De ultieme staatshervorming?

Op 23 mei 2023, over deze onderwerpen: Opinie

Beste lezer,

We hebben in dit land al wel eens vaker verkiezingen gehad die men ‘de moeder aller verkiezingen’ noemde. In 2024 komt er alweer zo eentje aan, tenzij wij uiteraard iets eerder naar de stembus worden uitgenodigd.

Het laat geen twijfel dat de komende stemming uitermate belangrijk is en onze partij heeft al heel duidelijk gesteld dat er enkel te onderhandelen valt over het confederalisme, eventueel in combinatie met een voorlopig beperkt kernkabinet dat dadelijk de hoogstnoodzakelijke maatregelen moet treffen om het land en zijn inwoners te behoeden voor de enorme financiële kater die dreigt.

Over die kater hebt u ongetwijfeld al heel veel gelezen en/of gehoord en indien niet, kunt u best eens surfen naar onze nationale website waar u kunt onderduiken in cijfers die u de stuipen op het lijf jagen.
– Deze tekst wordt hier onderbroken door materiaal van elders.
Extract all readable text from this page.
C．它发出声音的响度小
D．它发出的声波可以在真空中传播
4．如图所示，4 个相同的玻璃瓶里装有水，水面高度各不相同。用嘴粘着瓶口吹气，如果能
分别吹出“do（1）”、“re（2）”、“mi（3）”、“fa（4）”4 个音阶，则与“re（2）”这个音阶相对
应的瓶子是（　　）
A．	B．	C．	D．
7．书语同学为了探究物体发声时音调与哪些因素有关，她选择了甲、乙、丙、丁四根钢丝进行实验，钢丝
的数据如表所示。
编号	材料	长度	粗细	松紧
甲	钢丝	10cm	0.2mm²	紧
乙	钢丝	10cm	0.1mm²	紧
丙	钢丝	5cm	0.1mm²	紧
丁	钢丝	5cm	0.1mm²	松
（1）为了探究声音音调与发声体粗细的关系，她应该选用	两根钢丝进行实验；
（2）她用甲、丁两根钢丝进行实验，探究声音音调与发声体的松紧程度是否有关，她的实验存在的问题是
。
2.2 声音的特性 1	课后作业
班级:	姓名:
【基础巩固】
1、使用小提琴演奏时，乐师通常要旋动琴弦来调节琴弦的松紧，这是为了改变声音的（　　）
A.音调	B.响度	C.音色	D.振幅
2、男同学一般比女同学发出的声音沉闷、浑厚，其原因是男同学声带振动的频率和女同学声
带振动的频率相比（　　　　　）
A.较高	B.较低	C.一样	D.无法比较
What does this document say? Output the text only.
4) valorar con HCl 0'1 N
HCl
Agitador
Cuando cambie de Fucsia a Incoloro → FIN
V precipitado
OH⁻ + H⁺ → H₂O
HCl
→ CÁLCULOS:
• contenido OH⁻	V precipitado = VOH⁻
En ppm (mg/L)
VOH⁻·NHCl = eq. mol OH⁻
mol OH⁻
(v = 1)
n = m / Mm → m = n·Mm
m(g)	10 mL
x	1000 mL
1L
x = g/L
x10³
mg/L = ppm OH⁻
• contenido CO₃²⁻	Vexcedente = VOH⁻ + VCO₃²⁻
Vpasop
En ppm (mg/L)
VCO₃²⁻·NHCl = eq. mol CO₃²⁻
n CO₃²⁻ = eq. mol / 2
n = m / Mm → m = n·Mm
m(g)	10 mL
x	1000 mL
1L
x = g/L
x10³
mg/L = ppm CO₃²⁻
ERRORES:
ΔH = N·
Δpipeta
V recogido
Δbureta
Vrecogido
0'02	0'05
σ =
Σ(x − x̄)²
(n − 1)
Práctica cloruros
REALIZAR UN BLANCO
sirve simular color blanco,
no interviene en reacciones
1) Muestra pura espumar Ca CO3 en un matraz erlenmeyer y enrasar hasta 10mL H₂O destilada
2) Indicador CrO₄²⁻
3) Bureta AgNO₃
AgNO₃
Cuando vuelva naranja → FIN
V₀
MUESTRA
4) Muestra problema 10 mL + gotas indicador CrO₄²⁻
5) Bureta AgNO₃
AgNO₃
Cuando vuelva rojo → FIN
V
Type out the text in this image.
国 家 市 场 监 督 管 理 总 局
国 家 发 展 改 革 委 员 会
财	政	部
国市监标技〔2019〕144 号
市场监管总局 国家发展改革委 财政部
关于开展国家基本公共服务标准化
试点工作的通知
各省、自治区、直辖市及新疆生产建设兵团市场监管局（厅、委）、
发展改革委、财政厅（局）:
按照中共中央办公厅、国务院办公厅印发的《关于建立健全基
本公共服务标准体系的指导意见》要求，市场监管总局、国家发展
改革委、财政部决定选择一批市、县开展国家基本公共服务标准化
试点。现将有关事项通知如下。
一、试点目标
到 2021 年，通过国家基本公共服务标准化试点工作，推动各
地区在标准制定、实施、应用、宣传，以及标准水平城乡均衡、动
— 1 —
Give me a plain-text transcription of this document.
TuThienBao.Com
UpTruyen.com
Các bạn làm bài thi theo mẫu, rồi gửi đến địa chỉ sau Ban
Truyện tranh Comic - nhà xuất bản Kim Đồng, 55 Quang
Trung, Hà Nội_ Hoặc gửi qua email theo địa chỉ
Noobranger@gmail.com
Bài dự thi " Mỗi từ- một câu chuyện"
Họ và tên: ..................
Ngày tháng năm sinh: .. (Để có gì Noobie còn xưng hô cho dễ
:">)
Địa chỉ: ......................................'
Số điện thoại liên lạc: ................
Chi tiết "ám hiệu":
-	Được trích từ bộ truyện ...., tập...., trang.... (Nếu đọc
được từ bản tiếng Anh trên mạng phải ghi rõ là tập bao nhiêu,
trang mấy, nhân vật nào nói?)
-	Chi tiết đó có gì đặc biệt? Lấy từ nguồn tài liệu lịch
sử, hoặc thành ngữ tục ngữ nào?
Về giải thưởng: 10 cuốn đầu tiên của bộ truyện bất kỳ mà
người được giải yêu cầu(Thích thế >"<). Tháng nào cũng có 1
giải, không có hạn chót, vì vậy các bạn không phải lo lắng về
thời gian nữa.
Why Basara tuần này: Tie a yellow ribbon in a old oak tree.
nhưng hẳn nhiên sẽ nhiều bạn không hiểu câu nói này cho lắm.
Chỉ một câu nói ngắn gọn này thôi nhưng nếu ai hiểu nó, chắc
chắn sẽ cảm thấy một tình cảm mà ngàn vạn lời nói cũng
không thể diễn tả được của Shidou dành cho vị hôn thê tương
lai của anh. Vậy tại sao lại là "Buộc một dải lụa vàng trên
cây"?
Alhoewel sommigen het zonlicht blijven ontkennen en beweren dat dit land geen behoefte heeft aan een volgende staatshervorming, wil ik in deze bijdrage graag met u een korte rondleiding houden en aantonen dat enkel een fundamentele hervorming, noem het de ultieme staatshervorming, de welvaart en de sociale zekerheid van ons, Vlamingen, veilig kan stellen. Laat ons misschien beginnen met een korte bloemlezing van data die aantonen dat de niet-Vlamingen enorm hun best hebben gedaan, sedert 1830, om de Vlamingen aan Franstalige grillen te onderwerpen.

De revolutie van 1830 had niets ‘Belgisch’ maar was een door Frankrijk georganiseerde opstand om het gebied tussen het huidige Nederland en Frankrijk te onttrekken aan de Nederlandse invloed en er opnieuw op z’n minst een pro-Frankrijk regio van te maken zoals in de periode na de Franse revolutie en voor Waterloo.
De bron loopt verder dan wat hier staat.